I counted about 100 worshippers in total were present inside the main prayer hall.

Pre-Pandemic, the Friday Lecture would be 30 to 40 minutes in length.

The Qhutbah, The Sermon, Dr. Imam Slimi delivered today was under ten minutes.

After three months, it was good to be able to donate cash in person towards upkeep of the masjid.

Volunteers walked through the aisle with the collection bag for contactless donations.

Imam Dr. Slimi delivered the Qhutbah, The Friday Sermon, as well as Adhan al Jumah, Call to The Friday Prayer.

One of the younger members of the Sayeda Khadija Centre community was the Imam today and he lead us in the Jumah Prayer.

That was it.

The Optional Sunnah Prayers were not to be done here, but at home instead.

Time to exit.

There were still two more Jumah Prayers scheduled after us.

The exit line was backing up into the main prayer hall, so my brother and I did not rush to leave.

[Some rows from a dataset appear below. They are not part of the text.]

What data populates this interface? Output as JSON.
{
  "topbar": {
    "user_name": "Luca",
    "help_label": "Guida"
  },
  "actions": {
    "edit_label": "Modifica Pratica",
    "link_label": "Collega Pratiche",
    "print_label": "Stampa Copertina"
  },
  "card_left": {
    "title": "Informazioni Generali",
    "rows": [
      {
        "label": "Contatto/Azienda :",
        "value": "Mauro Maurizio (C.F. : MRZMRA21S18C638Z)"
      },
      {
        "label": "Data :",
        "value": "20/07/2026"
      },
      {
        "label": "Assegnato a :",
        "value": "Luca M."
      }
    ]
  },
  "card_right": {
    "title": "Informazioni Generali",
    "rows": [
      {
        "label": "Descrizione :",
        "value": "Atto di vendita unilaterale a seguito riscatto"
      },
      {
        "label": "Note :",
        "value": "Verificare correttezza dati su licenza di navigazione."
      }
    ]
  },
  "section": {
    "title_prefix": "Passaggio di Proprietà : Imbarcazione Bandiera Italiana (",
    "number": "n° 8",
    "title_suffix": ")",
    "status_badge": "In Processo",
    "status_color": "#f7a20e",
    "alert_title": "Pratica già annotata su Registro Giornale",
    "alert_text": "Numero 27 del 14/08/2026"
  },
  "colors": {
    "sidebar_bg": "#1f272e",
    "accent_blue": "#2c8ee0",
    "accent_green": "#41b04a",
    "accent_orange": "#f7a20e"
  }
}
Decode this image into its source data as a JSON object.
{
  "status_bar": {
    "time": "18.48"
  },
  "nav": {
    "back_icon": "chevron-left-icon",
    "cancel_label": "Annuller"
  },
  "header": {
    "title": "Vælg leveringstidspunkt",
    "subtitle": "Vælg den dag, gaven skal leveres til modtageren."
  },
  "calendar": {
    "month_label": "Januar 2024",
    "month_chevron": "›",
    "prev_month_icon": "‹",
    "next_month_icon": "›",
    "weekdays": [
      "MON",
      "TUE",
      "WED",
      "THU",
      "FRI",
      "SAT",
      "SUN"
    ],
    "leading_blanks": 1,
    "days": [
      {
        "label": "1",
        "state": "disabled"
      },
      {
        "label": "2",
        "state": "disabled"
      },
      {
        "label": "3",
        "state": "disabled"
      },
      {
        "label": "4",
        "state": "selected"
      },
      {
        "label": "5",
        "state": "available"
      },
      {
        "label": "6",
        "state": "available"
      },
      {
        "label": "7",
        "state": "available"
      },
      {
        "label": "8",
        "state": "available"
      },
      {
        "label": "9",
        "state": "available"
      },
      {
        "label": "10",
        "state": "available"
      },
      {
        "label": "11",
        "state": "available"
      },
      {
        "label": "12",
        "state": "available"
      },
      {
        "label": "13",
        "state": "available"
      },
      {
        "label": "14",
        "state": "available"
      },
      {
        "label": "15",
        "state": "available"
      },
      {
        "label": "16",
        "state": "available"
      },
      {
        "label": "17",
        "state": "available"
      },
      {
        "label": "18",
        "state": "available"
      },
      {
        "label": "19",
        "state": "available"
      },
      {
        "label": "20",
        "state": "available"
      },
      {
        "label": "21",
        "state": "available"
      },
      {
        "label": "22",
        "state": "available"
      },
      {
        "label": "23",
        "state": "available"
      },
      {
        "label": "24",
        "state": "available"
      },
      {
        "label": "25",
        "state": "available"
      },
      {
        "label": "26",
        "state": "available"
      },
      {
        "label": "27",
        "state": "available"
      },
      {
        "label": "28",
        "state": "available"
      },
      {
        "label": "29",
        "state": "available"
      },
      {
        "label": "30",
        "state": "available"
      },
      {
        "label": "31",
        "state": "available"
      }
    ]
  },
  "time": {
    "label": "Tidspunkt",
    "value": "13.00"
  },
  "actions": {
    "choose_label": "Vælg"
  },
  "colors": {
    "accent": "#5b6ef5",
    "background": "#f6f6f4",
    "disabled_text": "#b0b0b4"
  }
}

Everyone observed Physical Distancing as best they could.

Sayeda Khadija Centre has announced they would now remain open to the public for ALL Five Daily Prayers, keeping all these safety protocols in place.

A look at the empty  prayer hall with prayer spots identified and ready for the next scheduled Jumah Prayer.

After all the Sisters had left,

The volunteer sister who was minding the secondary exit from the main prayer, invited my brother and I and the other brothers remaining to leave through that doorway instead.

That saved us a lot of time, as other brothers had to wait due to physical distancing in the main exit line.

The large multi-use hall on the west side of the building might normally be bustling with voices and sounds of socializing amid smells of samosa and tea.

This afternoon found a rushed silence to exit the mostly empty building.

We exit Sayeda Khadija Centre and walk through the parking lot to the overflow area.


A look back to see people lining up to attend the Third of today’s Four  Friday Prayers and Sermon.

Turn around time for all that was about 40 minutes.

Half the total time a pre-Pandemic  Jumah might take.